国土交通省は11月13日、社会資本整備審議会建築分科会・建築基準制度部会で、防火・避難規定の合理化の検討状況を報告した。建築物の主要構造物は、高さ・用途・立地に応じて一律に耐火構造を要求しているが、消火時間や避難時間などに応じた要求性能を新たに設定。これに対応する設計法を開発すれば、合理的な性能設計を実現し、木材利用の促進などが可能になるとしている。
防火・避難規定の合理化は、産学官で建築分野の重要テーマを研究する「総合技術開発プロジェクト」の対象。同プロジェクトでは、2016年度から既存建築物の活用促進に向けた防火・避難規定のさらなる性能規定化を研究している。
建築基準法では、高さ(13㍍)、用途(3階建て以上の共同住宅など)、立地(防火地域、準防火地域)で、一律に建築物を防火構造とすることを求めている。この規制を見直し、消火時間・避難時間に応じて準耐火構造とする要求性能を位置付け、この性能を上回る新たな設計法の開発により、合理的な性能設計を実現させる。

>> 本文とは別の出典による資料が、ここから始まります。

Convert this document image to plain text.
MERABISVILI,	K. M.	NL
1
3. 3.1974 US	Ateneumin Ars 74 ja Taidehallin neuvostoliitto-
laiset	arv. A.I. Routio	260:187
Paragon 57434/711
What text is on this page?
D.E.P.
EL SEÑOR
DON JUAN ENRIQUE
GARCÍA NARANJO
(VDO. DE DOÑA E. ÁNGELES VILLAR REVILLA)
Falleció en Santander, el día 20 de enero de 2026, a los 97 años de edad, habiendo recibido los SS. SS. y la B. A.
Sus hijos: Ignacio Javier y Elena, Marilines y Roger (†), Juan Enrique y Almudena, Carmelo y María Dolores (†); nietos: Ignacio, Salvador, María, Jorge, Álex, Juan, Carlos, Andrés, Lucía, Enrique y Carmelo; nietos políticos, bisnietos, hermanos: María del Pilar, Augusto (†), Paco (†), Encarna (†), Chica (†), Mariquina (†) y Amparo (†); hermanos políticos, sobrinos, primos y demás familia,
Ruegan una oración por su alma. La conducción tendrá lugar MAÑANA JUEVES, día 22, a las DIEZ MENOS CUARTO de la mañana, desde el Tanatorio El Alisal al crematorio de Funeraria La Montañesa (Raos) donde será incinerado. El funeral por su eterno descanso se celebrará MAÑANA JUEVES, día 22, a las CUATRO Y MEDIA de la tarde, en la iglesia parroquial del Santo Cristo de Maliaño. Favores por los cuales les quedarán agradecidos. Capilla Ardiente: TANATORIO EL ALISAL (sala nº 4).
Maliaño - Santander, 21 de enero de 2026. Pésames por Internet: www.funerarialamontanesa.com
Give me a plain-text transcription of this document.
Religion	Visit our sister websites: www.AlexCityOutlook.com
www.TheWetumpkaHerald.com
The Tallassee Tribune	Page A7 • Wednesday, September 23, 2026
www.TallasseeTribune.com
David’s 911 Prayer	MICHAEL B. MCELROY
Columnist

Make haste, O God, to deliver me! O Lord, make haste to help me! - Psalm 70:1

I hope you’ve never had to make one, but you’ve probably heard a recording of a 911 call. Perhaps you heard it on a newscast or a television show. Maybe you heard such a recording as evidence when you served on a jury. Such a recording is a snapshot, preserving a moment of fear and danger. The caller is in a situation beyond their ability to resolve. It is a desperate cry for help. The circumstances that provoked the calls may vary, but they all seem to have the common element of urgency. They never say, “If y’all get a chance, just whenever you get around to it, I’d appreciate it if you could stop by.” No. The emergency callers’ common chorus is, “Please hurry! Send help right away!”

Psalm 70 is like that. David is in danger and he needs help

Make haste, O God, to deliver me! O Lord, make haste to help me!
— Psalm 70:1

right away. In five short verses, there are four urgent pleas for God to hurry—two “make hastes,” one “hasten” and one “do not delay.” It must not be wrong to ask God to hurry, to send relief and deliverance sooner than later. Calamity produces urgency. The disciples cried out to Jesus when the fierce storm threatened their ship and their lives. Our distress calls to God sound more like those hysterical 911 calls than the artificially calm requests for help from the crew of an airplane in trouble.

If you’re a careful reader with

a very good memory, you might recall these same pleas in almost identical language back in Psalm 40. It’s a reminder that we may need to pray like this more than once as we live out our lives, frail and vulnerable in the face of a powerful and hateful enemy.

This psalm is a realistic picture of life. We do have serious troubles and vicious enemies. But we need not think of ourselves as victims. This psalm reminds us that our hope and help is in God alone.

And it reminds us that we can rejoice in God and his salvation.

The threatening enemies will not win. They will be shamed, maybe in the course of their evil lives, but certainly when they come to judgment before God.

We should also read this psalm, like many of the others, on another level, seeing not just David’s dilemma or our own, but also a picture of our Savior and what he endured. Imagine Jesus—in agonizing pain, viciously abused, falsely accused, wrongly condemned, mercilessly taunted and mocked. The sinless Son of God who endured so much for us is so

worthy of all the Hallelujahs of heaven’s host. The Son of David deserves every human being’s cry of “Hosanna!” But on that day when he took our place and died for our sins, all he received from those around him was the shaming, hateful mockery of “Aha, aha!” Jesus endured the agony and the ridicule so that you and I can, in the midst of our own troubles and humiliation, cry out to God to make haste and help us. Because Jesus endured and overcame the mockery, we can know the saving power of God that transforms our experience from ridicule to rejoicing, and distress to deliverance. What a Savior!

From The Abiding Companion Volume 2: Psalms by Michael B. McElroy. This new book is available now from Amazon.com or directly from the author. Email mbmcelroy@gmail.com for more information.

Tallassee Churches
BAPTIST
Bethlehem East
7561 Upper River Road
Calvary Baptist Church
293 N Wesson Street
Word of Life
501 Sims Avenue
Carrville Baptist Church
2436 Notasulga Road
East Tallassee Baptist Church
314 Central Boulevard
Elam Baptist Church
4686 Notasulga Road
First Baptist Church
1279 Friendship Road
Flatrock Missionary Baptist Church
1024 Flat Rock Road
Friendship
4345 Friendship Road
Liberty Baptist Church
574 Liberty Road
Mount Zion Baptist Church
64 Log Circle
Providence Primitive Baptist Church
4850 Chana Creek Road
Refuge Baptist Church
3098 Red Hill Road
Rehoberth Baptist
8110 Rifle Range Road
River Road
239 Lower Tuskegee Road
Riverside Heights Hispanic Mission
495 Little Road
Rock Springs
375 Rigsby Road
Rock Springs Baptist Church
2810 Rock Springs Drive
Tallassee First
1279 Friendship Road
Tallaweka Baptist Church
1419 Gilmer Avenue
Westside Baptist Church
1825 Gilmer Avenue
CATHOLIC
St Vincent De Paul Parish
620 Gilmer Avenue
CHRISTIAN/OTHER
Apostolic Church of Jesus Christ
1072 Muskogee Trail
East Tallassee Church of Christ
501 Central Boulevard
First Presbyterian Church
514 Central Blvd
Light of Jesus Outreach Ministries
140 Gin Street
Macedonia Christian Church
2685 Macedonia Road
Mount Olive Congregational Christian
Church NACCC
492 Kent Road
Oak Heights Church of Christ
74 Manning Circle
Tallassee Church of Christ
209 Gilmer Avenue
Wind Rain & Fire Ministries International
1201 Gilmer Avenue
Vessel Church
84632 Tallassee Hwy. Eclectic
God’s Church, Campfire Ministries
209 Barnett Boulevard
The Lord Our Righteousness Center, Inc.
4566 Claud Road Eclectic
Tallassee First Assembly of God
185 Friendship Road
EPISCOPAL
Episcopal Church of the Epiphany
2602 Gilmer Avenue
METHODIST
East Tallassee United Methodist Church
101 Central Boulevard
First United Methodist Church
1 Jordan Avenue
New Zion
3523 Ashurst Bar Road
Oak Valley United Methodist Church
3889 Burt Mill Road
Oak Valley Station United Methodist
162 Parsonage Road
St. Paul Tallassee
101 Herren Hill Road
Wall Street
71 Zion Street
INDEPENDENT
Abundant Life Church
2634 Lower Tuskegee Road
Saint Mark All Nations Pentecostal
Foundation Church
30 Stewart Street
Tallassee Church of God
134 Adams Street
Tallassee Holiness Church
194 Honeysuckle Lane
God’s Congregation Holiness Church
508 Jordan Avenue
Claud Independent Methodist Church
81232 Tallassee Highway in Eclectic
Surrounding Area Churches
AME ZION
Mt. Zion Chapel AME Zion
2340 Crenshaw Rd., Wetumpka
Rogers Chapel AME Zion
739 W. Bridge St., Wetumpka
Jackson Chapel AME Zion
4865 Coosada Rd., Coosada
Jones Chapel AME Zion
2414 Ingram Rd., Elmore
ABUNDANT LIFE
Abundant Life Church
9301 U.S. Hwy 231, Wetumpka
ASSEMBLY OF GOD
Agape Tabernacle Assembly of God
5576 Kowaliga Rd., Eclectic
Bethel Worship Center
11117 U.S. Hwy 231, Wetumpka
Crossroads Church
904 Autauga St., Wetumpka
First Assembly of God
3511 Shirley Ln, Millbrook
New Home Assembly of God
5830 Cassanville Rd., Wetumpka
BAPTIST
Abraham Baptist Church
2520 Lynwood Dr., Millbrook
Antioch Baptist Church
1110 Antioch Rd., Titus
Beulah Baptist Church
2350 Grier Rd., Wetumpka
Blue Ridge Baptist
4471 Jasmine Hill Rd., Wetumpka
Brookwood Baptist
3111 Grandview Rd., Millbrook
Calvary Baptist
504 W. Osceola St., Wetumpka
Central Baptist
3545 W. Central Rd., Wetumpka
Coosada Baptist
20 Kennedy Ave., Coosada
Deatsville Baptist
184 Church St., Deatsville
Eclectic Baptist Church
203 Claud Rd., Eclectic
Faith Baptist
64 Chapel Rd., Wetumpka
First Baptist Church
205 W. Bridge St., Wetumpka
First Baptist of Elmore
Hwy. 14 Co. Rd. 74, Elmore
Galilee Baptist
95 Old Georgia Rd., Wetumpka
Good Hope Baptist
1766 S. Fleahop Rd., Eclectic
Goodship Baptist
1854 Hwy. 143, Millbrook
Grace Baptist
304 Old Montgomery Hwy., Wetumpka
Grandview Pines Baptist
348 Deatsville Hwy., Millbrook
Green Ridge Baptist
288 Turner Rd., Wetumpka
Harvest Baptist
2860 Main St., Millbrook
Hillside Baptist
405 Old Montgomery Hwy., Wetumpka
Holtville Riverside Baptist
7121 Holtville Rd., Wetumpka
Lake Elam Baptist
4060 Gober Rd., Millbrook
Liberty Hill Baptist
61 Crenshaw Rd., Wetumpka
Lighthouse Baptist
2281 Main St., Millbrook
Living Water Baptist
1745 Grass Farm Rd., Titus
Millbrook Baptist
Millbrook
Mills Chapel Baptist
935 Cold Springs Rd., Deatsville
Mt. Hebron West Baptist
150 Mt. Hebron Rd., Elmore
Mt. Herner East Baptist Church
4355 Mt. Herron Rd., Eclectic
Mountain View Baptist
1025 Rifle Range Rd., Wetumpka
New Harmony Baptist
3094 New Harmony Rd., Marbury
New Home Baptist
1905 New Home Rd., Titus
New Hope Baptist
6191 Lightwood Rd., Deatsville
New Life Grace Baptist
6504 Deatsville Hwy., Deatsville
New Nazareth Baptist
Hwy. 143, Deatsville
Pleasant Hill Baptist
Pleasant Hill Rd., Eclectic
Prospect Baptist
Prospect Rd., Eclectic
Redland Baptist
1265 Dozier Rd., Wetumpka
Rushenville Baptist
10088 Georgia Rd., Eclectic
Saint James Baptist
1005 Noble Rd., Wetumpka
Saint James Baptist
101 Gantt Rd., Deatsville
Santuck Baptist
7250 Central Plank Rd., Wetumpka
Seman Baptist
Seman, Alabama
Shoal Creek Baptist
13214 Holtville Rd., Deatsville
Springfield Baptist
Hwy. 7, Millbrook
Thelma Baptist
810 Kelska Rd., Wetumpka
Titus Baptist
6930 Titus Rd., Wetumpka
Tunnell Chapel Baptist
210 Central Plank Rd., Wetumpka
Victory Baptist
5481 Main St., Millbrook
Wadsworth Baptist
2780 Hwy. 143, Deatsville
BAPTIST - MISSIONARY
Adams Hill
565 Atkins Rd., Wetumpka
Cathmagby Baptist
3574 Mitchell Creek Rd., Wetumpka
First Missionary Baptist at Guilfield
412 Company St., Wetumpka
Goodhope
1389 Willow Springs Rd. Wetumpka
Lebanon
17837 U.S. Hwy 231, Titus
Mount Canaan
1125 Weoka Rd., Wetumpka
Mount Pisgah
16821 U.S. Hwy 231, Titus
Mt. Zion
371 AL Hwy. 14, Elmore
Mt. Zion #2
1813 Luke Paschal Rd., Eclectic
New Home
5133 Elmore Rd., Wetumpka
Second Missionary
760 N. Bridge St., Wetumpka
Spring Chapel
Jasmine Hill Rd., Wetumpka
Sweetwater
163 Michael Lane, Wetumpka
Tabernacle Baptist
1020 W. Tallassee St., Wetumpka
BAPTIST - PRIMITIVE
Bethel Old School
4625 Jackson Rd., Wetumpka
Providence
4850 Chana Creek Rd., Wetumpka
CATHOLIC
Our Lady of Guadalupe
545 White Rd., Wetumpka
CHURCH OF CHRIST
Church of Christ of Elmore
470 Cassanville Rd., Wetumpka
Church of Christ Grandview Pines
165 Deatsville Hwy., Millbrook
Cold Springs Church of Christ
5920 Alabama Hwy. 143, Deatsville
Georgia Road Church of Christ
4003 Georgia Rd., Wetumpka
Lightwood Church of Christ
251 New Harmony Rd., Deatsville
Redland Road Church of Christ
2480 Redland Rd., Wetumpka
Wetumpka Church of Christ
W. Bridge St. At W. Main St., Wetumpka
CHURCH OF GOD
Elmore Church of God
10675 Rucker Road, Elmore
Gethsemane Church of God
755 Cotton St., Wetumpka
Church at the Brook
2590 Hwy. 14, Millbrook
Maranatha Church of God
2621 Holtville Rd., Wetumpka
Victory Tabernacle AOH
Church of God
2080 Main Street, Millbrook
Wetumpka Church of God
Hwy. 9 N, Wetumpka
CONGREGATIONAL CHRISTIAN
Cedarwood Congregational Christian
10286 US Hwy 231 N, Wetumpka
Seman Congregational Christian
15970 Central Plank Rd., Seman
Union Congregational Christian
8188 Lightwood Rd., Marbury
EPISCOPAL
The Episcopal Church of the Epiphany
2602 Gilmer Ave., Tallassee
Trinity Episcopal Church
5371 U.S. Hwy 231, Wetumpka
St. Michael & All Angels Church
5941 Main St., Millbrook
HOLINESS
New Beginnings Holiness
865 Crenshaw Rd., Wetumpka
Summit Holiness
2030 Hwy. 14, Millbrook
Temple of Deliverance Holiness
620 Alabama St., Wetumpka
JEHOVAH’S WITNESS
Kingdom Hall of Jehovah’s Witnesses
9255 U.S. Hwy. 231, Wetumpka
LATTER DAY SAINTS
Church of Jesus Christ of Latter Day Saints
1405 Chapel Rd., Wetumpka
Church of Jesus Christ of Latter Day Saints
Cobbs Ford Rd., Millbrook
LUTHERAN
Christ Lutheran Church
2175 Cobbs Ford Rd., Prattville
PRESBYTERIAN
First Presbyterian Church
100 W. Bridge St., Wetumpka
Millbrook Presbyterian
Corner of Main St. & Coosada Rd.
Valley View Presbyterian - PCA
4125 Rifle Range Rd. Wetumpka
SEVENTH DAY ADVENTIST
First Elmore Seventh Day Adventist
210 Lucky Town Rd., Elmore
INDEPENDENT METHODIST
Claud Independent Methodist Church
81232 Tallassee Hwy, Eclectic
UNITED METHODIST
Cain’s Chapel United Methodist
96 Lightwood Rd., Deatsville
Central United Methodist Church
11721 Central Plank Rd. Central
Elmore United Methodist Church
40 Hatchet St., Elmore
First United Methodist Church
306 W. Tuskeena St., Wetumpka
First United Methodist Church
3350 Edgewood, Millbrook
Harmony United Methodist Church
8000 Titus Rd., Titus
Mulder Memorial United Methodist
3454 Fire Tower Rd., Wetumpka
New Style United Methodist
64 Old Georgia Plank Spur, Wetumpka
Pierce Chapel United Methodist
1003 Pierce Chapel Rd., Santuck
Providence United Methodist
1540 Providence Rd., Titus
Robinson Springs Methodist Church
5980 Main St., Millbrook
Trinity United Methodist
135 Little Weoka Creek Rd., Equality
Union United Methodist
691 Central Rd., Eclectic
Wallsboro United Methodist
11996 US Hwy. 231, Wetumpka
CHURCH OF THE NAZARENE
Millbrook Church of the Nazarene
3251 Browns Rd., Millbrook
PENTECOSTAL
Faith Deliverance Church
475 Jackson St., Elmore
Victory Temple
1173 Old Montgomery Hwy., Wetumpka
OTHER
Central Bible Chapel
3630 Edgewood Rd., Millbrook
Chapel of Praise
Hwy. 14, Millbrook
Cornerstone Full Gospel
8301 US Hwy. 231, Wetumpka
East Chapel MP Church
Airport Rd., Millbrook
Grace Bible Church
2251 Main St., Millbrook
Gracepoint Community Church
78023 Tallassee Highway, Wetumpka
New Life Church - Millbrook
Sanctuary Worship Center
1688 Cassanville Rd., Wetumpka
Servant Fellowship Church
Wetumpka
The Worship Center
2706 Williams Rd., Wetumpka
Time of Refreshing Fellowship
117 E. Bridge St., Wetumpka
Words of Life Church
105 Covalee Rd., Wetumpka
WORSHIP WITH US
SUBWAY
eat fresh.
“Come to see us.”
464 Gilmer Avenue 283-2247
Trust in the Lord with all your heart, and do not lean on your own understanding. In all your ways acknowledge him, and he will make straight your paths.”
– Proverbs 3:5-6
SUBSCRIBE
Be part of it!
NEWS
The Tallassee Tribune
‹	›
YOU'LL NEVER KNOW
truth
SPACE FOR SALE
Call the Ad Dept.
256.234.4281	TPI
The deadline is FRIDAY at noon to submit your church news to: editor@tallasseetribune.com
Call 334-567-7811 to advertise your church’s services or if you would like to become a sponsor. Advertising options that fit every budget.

具体的には、防火地域・準防火地域に立地する建築物については、外壁・開口部の性能を向上させるなど、重点的な対策を行えば木材利用を認める。小規模建築物(延べ面積200m2未満)については、火災時の避難が早期に完了するため、耐火建築物とすることが義務付けられていない。3階建て以上でも面積に制限を加えるとともに、用途に応じた警報設備やスプリンクラーの設置などの措置を講じれば耐火建築物とすることを求めない方向で検討する。